Nelle storie nazionali l’attenzione al panorama rischia spesso di rubare la scena ai film. Il grosso volume di quasi cinquecento pagine – con le sue minuziose analisi di meno di una ventina di titoli – va evidentemente nella direzione opposta. La ricerca dell’identità nazionale non è affatto facile se si tiene conto della discontinuità del lungo periodo storico che fa da sfondo, dall’impero guglielmino alla Repubblica di Weimar, dal regime nazista alla divisione della Germania nel dopoguerra e poi alla riunificazione, per non accennare neppure ai rapporti con le altre pratiche artistiche e mediali. Nonostante tutte le cautele, la campionatura – che punta sui casi particolarmente rappresentativi, visti da studiosi di diversa formazione, al di fuori di una concezione archeologica della ricerca storica e in grado di attirare l’attenzione del lettore/spettatore contemporaneo – non esclude l’accorto bricolage di chi accetta qualche titolo obbligatorio per sentirsi autorizzato a un minimo di gioco d’azzardo, senza ricorrere per forza alla roulette russa. La galleria si apre con «Lo studente di Praga» (Stellan Rye, 1913), che anche grazie alla capacità combinatoria dello sceneggiatore Hanns Heinz Ewers rielabora in modo originale la tradizione romantica del doppio (Chamisso, Hoffmann) e fornisce il punto di partenza per il primo studio psicoanalitico sull’argomento, «Il doppio» di Otto Rank.
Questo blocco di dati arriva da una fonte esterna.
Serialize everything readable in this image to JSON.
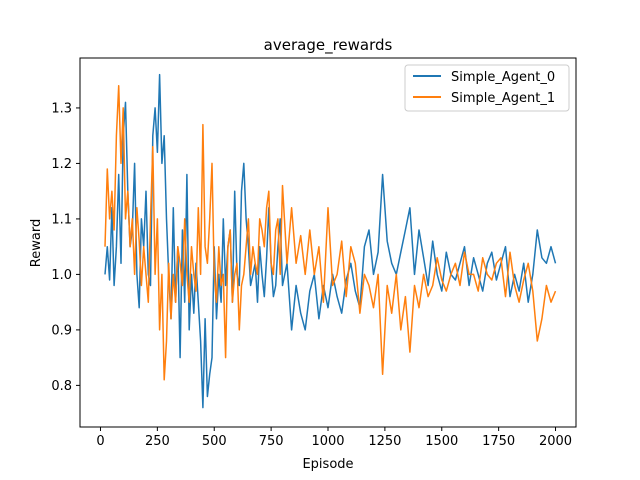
{
  "chart_data": {
    "type": "line",
    "title": "average_rewards",
    "xlabel": "Episode",
    "ylabel": "Reward",
    "xlim": [
      -90,
      2090
    ],
    "ylim": [
      0.725,
      1.39
    ],
    "xticks": [
      0,
      250,
      500,
      750,
      1000,
      1250,
      1500,
      1750,
      2000
    ],
    "yticks": [
      0.8,
      0.9,
      1.0,
      1.1,
      1.2,
      1.3
    ],
    "ytick_labels": [
      "0.8",
      "0.9",
      "1.0",
      "1.1",
      "1.2",
      "1.3"
    ],
    "grid": false,
    "legend_position": "top-right",
    "series": [
      {
        "name": "Simple_Agent_0",
        "color": "#1f77b4",
        "x": [
          20,
          30,
          40,
          50,
          60,
          70,
          80,
          90,
          100,
          110,
          120,
          130,
          140,
          150,
          160,
          170,
          180,
          190,
          200,
          210,
          220,
          230,
          240,
          250,
          260,
          270,
          280,
          290,
          300,
          310,
          320,
          330,
          340,
          350,
          360,
          370,
          380,
          390,
          400,
          410,
          420,
          430,
          440,
          450,
          460,
          470,
          480,
          490,
          500,
          510,
          520,
          530,
          540,
          550,
          560,
          570,
          580,
          590,
          600,
          610,
          620,
          630,
          640,
          650,
          660,
          670,
          680,
          690,
          700,
          710,
          720,
          730,
          740,
          750,
          760,
          770,
          780,
          790,
          800,
          820,
          840,
          860,
          880,
          900,
          920,
          940,
          960,
          980,
          1000,
          1020,
          1040,
          1060,
          1080,
          1100,
          1120,
          1140,
          1160,
          1180,
          1200,
          1220,
          1240,
          1260,
          1280,
          1300,
          1320,
          1340,
          1360,
          1380,
          1400,
          1420,
          1440,
          1460,
          1480,
          1500,
          1520,
          1540,
          1560,
          1580,
          1600,
          1620,
          1640,
          1660,
          1680,
          1700,
          1720,
          1740,
          1760,
          1780,
          1800,
          1820,
          1840,
          1860,
          1880,
          1900,
          1920,
          1940,
          1960,
          1980,
          2000
        ],
        "y": [
          1.0,
          1.05,
          0.99,
          1.12,
          0.98,
          1.05,
          1.18,
          1.02,
          1.25,
          1.31,
          1.15,
          1.05,
          1.08,
          1.2,
          1.0,
          0.94,
          1.1,
          1.05,
          1.15,
          1.0,
          0.98,
          1.25,
          1.3,
          1.22,
          1.36,
          1.2,
          1.25,
          1.1,
          1.0,
          0.92,
          1.12,
          0.95,
          1.05,
          0.85,
          1.08,
          0.95,
          1.18,
          0.9,
          1.0,
          0.93,
          1.02,
          0.95,
          0.88,
          0.76,
          0.92,
          0.78,
          0.82,
          0.85,
          1.05,
          0.92,
          1.0,
          0.95,
          1.1,
          0.98,
          1.05,
          1.08,
          0.95,
          1.15,
          1.0,
          0.98,
          1.15,
          1.2,
          1.1,
          1.05,
          0.98,
          1.0,
          1.02,
          0.95,
          1.05,
          1.0,
          0.96,
          1.03,
          1.12,
          1.02,
          0.96,
          0.98,
          1.05,
          1.1,
          0.98,
          1.02,
          0.9,
          0.98,
          0.93,
          0.9,
          0.97,
          1.0,
          0.92,
          0.98,
          0.94,
          1.0,
          0.96,
          0.93,
          0.99,
          1.02,
          0.97,
          0.94,
          1.05,
          1.08,
          1.0,
          1.04,
          1.18,
          1.06,
          1.02,
          1.0,
          1.04,
          1.08,
          1.12,
          1.0,
          1.08,
          1.03,
          0.98,
          1.06,
          1.0,
          0.97,
          1.04,
          1.0,
          0.99,
          1.02,
          1.05,
          0.98,
          1.03,
          1.0,
          0.97,
          1.02,
          1.04,
          0.99,
          1.02,
          1.05,
          0.96,
          1.0,
          0.97,
          1.02,
          0.95,
          1.0,
          1.08,
          1.03,
          1.02,
          1.05,
          1.02
        ]
      },
      {
        "name": "Simple_Agent_1",
        "color": "#ff7f0e",
        "x": [
          20,
          30,
          40,
          50,
          60,
          70,
          80,
          90,
          100,
          110,
          120,
          130,
          140,
          150,
          160,
          170,
          180,
          190,
          200,
          210,
          220,
          230,
          240,
          250,
          260,
          270,
          280,
          290,
          300,
          310,
          320,
          330,
          340,
          350,
          360,
          370,
          380,
          390,
          400,
          410,
          420,
          430,
          440,
          450,
          460,
          470,
          480,
          490,
          500,
          510,
          520,
          530,
          540,
          550,
          560,
          570,
          580,
          590,
          600,
          610,
          620,
          630,
          640,
          650,
          660,
          670,
          680,
          690,
          700,
          710,
          720,
          730,
          740,
          750,
          760,
          770,
          780,
          790,
          800,
          820,
          840,
          860,
          880,
          900,
          920,
          940,
          960,
          980,
          1000,
          1020,
          1040,
          1060,
          1080,
          1100,
          1120,
          1140,
          1160,
          1180,
          1200,
          1220,
          1240,
          1260,
          1280,
          1300,
          1320,
          1340,
          1360,
          1380,
          1400,
          1420,
          1440,
          1460,
          1480,
          1500,
          1520,
          1540,
          1560,
          1580,
          1600,
          1620,
          1640,
          1660,
          1680,
          1700,
          1720,
          1740,
          1760,
          1780,
          1800,
          1820,
          1840,
          1860,
          1880,
          1900,
          1920,
          1940,
          1960,
          1980,
          2000
        ],
        "y": [
          1.05,
          1.19,
          1.1,
          1.15,
          1.08,
          1.25,
          1.34,
          1.2,
          1.3,
          1.1,
          1.15,
          1.05,
          1.1,
          1.0,
          1.12,
          1.06,
          0.98,
          1.05,
          1.0,
          0.95,
          1.1,
          1.23,
          1.0,
          1.1,
          0.9,
          1.0,
          0.81,
          0.88,
          1.02,
          0.92,
          1.0,
          0.95,
          1.05,
          1.02,
          0.98,
          1.1,
          1.0,
          0.95,
          1.05,
          1.0,
          0.97,
          1.12,
          1.0,
          1.27,
          1.05,
          1.02,
          1.1,
          1.2,
          1.0,
          0.95,
          1.05,
          0.98,
          1.0,
          0.85,
          1.05,
          1.08,
          0.95,
          1.0,
          1.02,
          0.9,
          0.98,
          1.0,
          1.05,
          1.1,
          1.0,
          1.05,
          1.02,
          1.0,
          1.1,
          1.08,
          1.05,
          1.12,
          1.15,
          1.02,
          1.0,
          1.08,
          1.1,
          1.0,
          1.16,
          1.02,
          1.12,
          1.02,
          1.07,
          1.0,
          1.08,
          1.0,
          1.05,
          0.95,
          1.12,
          0.98,
          1.0,
          1.06,
          0.96,
          1.05,
          1.02,
          0.93,
          1.0,
          0.98,
          0.94,
          1.0,
          0.82,
          0.98,
          0.93,
          1.0,
          0.9,
          0.96,
          0.86,
          0.98,
          0.94,
          1.0,
          0.96,
          0.98,
          1.03,
          0.99,
          0.97,
          1.0,
          1.02,
          0.98,
          1.04,
          1.0,
          1.0,
          0.97,
          1.03,
          1.0,
          0.99,
          1.02,
          1.03,
          0.96,
          1.04,
          0.98,
          0.95,
          0.99,
          1.02,
          0.97,
          0.88,
          0.92,
          0.98,
          0.95,
          0.97
        ]
      }
    ]
  }
}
Come dimenticare la scena in cui il riflesso si stacca dallo specchio e s’incammina verso la porta, guardando il protagonista in preda al panico? Mentre la grande stagione di «Il gabinetto del dottor Caligari» (Robert Wiene, 1920) apre la strada a alcune delle pagine più ricche del cinema tedesco con «Nosferatu, una sinfonia dell’orrore» (Friedricich W. Murnau, 1921) e con “Metropolis” (Fritz Lang, 1927), è meno clamorosamente noto ma di grande suggestione «I misteri di un’anima» (Georg W. Pabst, 1926) per il quale il regista austriaco vorrebbe la consulenza del dottor Freud, ma si deve accontentare di due suoi allievi, evitando la spettacolarizzazione alla Hitchcock e utilizzando la tecnica psicoanalitica come metodo di esplorazione. Se ne servirà magnificamente un paio d’anni dopo in «Lulu» (1928) da Wedekind, il capolavoro dell’immensa Louise Brooks che dopo aver messo a soqquadro la vita del ricco Peter Schön, fugge a Londra dove si fa ammazzare da Jack Lo Squartatore. Bellissimi i due capitoli dedicati agli anni trenta con «La sirenetta dell’autostrada» (Wilhelm Thiele, 1930), singolare laboratorio formale del passaggio dal muto al sonoro nel segno dell’operetta che dissolve la trama nella musica, e con Kuhle Wampe, ovvero a chi appartiene il mondo?» (Slátan Dudow, 1932), singolare unicum scritto da Bertolt Brecht e Ernst Ottwalt non è un agit-prop a tesi ma un prodotto della Nuova Oggettività, bandito dai nazionalsocialisti a meno di un anno dalla prima berlinese, finirà dimenticato per più di tre decenni prima di riapparire negli anni settanta come un imperdibile classico del cinema militante e alternativo. «Verde è la mia terra» (Hans Deppe, 1951) è un tipico titolo del periodo in cui la Germania occidentale muove i primi passi e sembra decisa a comportarsi come se non fosse successo nulla, puntando tutto sulla conciliazione intergenerazionale. Finalmente, verso la fine del decennio successivo arriva il Neuer Deutscher Film di Kluge, Herzog, Fassbinder, Wenders, Reiz, che spariglia le carte della produzione corrente, cominciando a mostrarci l’altra faccia della medaglia (pp.487, euro 34,00).